At Timah Partners, its CEO is betting that culture and long-term training, not quick deals, will secure the elusive SME succession

What makes the CSP radical is its cultural ambition: to make SMEs a first-choice career path. “SME succession should not be a concern — it should be a given. But that continuity as a given only happens when SMEs are not a last resort for a career, but a first-choice destination.”

Other regions have already shown this is possible. Conglomerates in Korea and India funnel top graduates into brick-and-mortar units. Private equity in the US attracts business school talent into “unsexy” companies. Chua wants Timah to be the gravitational centre for the same kind of talent gravity here. “If we can attract talent into SMEs, we can save SMEs permanently.”

This is why Timah’s first CSP candidate, Kelvin Ho, matters.

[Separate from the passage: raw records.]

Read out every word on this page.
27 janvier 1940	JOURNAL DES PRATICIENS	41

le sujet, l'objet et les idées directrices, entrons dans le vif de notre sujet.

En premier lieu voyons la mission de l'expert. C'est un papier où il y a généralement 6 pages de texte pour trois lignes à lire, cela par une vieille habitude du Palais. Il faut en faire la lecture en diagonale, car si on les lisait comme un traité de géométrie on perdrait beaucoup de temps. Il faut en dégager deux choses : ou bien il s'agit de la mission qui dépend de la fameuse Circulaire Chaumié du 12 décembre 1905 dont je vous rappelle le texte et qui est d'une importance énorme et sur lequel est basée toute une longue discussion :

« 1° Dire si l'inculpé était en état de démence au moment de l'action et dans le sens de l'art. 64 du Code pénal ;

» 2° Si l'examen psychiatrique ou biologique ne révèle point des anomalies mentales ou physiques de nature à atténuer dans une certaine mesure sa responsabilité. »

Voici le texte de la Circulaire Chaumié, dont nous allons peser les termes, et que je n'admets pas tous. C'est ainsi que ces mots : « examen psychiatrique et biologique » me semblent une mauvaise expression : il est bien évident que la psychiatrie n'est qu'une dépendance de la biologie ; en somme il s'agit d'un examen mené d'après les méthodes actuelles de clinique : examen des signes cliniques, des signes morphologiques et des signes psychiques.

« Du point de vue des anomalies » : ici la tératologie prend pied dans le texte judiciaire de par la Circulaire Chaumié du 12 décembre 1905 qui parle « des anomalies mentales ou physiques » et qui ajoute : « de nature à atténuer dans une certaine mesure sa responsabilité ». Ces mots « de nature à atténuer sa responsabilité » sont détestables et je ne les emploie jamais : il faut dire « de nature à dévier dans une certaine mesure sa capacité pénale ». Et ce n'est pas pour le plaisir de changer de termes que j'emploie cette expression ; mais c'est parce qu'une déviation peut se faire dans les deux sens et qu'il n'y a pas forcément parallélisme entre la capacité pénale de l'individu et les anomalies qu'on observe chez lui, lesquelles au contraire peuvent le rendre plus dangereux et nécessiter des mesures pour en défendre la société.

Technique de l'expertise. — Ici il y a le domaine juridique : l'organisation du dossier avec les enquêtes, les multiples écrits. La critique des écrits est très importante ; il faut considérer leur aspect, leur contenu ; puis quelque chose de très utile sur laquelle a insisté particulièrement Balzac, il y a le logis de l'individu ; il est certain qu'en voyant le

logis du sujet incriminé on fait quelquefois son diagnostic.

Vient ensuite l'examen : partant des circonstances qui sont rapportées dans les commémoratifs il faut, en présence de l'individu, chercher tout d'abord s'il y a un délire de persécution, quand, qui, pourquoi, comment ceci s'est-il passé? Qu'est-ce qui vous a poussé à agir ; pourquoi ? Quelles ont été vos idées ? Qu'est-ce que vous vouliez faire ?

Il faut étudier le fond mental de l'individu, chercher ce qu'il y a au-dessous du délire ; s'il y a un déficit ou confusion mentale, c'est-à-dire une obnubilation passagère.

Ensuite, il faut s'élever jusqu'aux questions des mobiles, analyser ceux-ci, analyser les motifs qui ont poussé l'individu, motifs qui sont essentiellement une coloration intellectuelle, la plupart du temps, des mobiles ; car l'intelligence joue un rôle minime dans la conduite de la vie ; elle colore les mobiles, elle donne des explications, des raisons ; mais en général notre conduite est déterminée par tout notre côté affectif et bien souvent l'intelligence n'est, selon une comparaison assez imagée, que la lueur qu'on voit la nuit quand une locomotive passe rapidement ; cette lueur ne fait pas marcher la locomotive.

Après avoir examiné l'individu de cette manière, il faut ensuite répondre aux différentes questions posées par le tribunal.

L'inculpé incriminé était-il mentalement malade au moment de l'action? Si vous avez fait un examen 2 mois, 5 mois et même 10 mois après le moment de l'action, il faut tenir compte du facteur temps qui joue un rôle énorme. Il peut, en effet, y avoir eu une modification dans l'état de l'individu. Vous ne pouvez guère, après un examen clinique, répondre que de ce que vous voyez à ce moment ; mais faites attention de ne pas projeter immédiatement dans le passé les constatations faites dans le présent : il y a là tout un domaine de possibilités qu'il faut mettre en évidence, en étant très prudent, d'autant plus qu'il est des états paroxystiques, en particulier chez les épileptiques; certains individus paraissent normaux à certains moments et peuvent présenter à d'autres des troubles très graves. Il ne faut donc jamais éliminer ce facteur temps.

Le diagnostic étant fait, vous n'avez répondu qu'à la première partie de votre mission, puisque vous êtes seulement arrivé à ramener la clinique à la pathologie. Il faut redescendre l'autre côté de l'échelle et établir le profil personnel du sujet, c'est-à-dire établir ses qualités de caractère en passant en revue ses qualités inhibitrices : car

He arrives from the upper echelons of professional services, pedigreed, capable, yet choosing SMEs as the arena for his life’s work. His decision signals what Chua hopes will become a cultural cascade: that the best and brightest will see succession not as compromise but as a calling.

The ambition is quiet but profound: a Southeast Asia filled with SMEs that endure across generations, led by people who see stewardship as prestige rather than penalty. A region where continuity is assumed, where the dignity of the towkay is protected, and where the next generation chooses SMEs not reluctantly, but proudly.